Humans Fail to Identify Quarter of Deepfake Speech Samples, According to Study

A recent study conducted by University College London (UCL) reveals that humans are only able to detect deepfake speech only 73% of the time, regardless of whether it's in English or Mandarin.

Deepfakes are a form of synthetic media created using generative artificial intelligence (AI) that imitates a real person's voice or appearance. These AI algorithms are trained to replicate original sound or imagery by learning patterns and characteristics from a dataset, such as audio or video of a real individual.

While early versions required extensive data, newer pre-trained algorithms can recreate someone's voice using just a three-second clip, according to the study.

TTS Algorithm

In the UCL study, researchers used a text-to-speech (TTS) algorithm trained on publicly available datasets in English and Mandarin to generate 50 deepfake speech samples in each language.
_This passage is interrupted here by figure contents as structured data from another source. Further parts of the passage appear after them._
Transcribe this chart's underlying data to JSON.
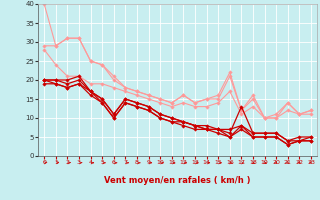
{
  "title": "",
  "xlabel": "Vent moyen/en rafales ( km/h )",
  "background_color": "#c8eef0",
  "grid_color": "#ffffff",
  "xlim": [
    -0.5,
    23.5
  ],
  "ylim": [
    0,
    40
  ],
  "xticks": [
    0,
    1,
    2,
    3,
    4,
    5,
    6,
    7,
    8,
    9,
    10,
    11,
    12,
    13,
    14,
    15,
    16,
    17,
    18,
    19,
    20,
    21,
    22,
    23
  ],
  "yticks": [
    0,
    5,
    10,
    15,
    20,
    25,
    30,
    35,
    40
  ],
  "series_light": [
    {
      "x": [
        0,
        1,
        2,
        3,
        4,
        5,
        6,
        7,
        8,
        9,
        10,
        11,
        12,
        13,
        14,
        15,
        16,
        17,
        18,
        19,
        20,
        21,
        22,
        23
      ],
      "y": [
        40,
        29,
        31,
        31,
        25,
        24,
        21,
        18,
        17,
        16,
        15,
        14,
        16,
        14,
        15,
        16,
        22,
        12,
        16,
        10,
        11,
        14,
        11,
        12
      ],
      "color": "#ff9999",
      "lw": 0.8,
      "marker": "D",
      "ms": 1.8
    },
    {
      "x": [
        0,
        1,
        2,
        3,
        4,
        5,
        6,
        7,
        8,
        9,
        10,
        11,
        12,
        13,
        14,
        15,
        16,
        17,
        18,
        19,
        20,
        21,
        22,
        23
      ],
      "y": [
        29,
        29,
        31,
        31,
        25,
        24,
        20,
        18,
        17,
        16,
        15,
        14,
        16,
        14,
        15,
        15,
        21,
        12,
        15,
        10,
        10,
        14,
        11,
        12
      ],
      "color": "#ff9999",
      "lw": 0.8,
      "marker": "D",
      "ms": 1.8
    },
    {
      "x": [
        0,
        1,
        2,
        3,
        4,
        5,
        6,
        7,
        8,
        9,
        10,
        11,
        12,
        13,
        14,
        15,
        16,
        17,
        18,
        19,
        20,
        21,
        22,
        23
      ],
      "y": [
        28,
        24,
        21,
        21,
        19,
        19,
        18,
        17,
        16,
        15,
        14,
        13,
        14,
        13,
        13,
        14,
        17,
        11,
        13,
        10,
        10,
        12,
        11,
        11
      ],
      "color": "#ff9999",
      "lw": 0.8,
      "marker": "D",
      "ms": 1.8
    }
  ],
  "series_dark": [
    {
      "x": [
        0,
        1,
        2,
        3,
        4,
        5,
        6,
        7,
        8,
        9,
        10,
        11,
        12,
        13,
        14,
        15,
        16,
        17,
        18,
        19,
        20,
        21,
        22,
        23
      ],
      "y": [
        20,
        20,
        20,
        21,
        17,
        15,
        11,
        15,
        14,
        13,
        11,
        10,
        9,
        8,
        7,
        7,
        6,
        13,
        6,
        6,
        6,
        4,
        4,
        5
      ],
      "color": "#cc0000",
      "lw": 0.9,
      "marker": "D",
      "ms": 1.8
    },
    {
      "x": [
        0,
        1,
        2,
        3,
        4,
        5,
        6,
        7,
        8,
        9,
        10,
        11,
        12,
        13,
        14,
        15,
        16,
        17,
        18,
        19,
        20,
        21,
        22,
        23
      ],
      "y": [
        20,
        20,
        19,
        20,
        17,
        15,
        11,
        15,
        14,
        13,
        11,
        10,
        9,
        8,
        8,
        7,
        7,
        8,
        6,
        6,
        6,
        4,
        5,
        5
      ],
      "color": "#cc0000",
      "lw": 0.9,
      "marker": "D",
      "ms": 1.8
    },
    {
      "x": [
        0,
        1,
        2,
        3,
        4,
        5,
        6,
        7,
        8,
        9,
        10,
        11,
        12,
        13,
        14,
        15,
        16,
        17,
        18,
        19,
        20,
        21,
        22,
        23
      ],
      "y": [
        20,
        19,
        18,
        19,
        17,
        14,
        10,
        14,
        13,
        12,
        10,
        9,
        9,
        8,
        7,
        7,
        5,
        8,
        5,
        5,
        5,
        3,
        4,
        4
      ],
      "color": "#cc0000",
      "lw": 0.9,
      "marker": "D",
      "ms": 1.8
    },
    {
      "x": [
        0,
        1,
        2,
        3,
        4,
        5,
        6,
        7,
        8,
        9,
        10,
        11,
        12,
        13,
        14,
        15,
        16,
        17,
        18,
        19,
        20,
        21,
        22,
        23
      ],
      "y": [
        19,
        19,
        18,
        19,
        16,
        14,
        10,
        14,
        13,
        12,
        10,
        9,
        8,
        7,
        7,
        6,
        5,
        7,
        5,
        5,
        5,
        3,
        4,
        4
      ],
      "color": "#cc0000",
      "lw": 0.9,
      "marker": "D",
      "ms": 1.8
    }
  ],
  "arrow_color": "#cc0000",
  "xlabel_color": "#cc0000",
  "xlabel_fontsize": 6.0,
  "tick_fontsize_x": 4.5,
  "tick_fontsize_y": 5.0
}
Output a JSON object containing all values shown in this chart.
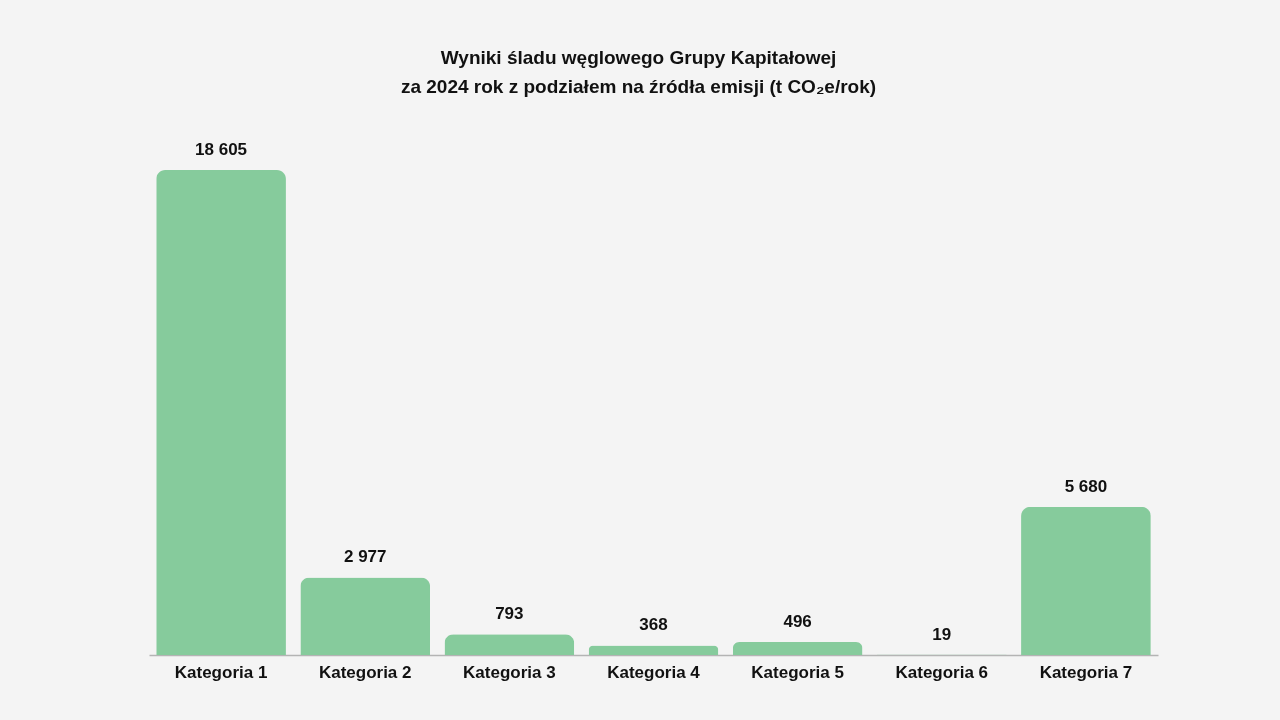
{
  "chart_data": {
    "type": "bar",
    "title": "Wyniki śladu węglowego Grupy Kapitałowej\nza 2024 rok z podziałem na źródła emisji (t CO₂e/rok)",
    "categories": [
      "Kategoria 1",
      "Kategoria 2",
      "Kategoria 3",
      "Kategoria 4",
      "Kategoria 5",
      "Kategoria 6",
      "Kategoria 7"
    ],
    "values": [
      18605,
      2977,
      793,
      368,
      496,
      19,
      5680
    ],
    "value_labels": [
      "18 605",
      "2 977",
      "793",
      "368",
      "496",
      "19",
      "5 680"
    ],
    "color": "#86cb9c",
    "grid": false,
    "tick_labels": "x"
  }
}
These samples were distinct from the data used to train the algorithm to ensure it did not reproduce the original input.

The researchers then played both the artificially generated and genuine speech samples to 529 participants, aiming to assess their ability to identify real from fake speech.

Surprisingly, the participants were only able to detect deepfake speech with a 73% accuracy rate. Even after receiving training to recognize deepfake speech characteristics, their detection accuracy only marginally improved.

Kimberly Mai, the first author of the study, highlights that this finding demonstrates humans' inability to consistently identify deepfake speech, even with training.

Furthermore, the study used relatively older algorithms, raising concerns about human detection capabilities against the most sophisticated technology available now and in the future.

Better Automated Speech Detectors

The research team plans to develop better-automated speech detectors to counter the potential threats posed by artificially generated audio and imagery. While generative AI audio technology does offer benefits, such as increased accessibility for individuals with limited speech abilities, there are also growing fears that criminals and nation-states could exploit this technology to inflict harm on individuals and societies.

Documented cases of deepfake speech misuse include a 2019 incident where a British energy company's CEO transferred funds to a false supplier after being deceived by a deepfake recording of his boss's voice.

Professor Lewis Griffin, the senior author of the study, emphasizes the need for governments and organizations to devise strategies to address the potential misuse of generative AI technology.

However, he also acknowledges the positive prospects that lie ahead, as this technology has the potential to bring about numerous benefits if used responsibly.

"With generative artificial intelligence technology getting more sophisticated and many of these tools openly available, we're on the verge of seeing numerous benefits as well as risks," Griffin said in a statement.

"It would be prudent for governments and organizations to develop strategies to deal with abuse of these tools, certainly, but we should also recognize the positive possibilities that are on the horizon."

The study's findings were published in the journal PLOS ONE.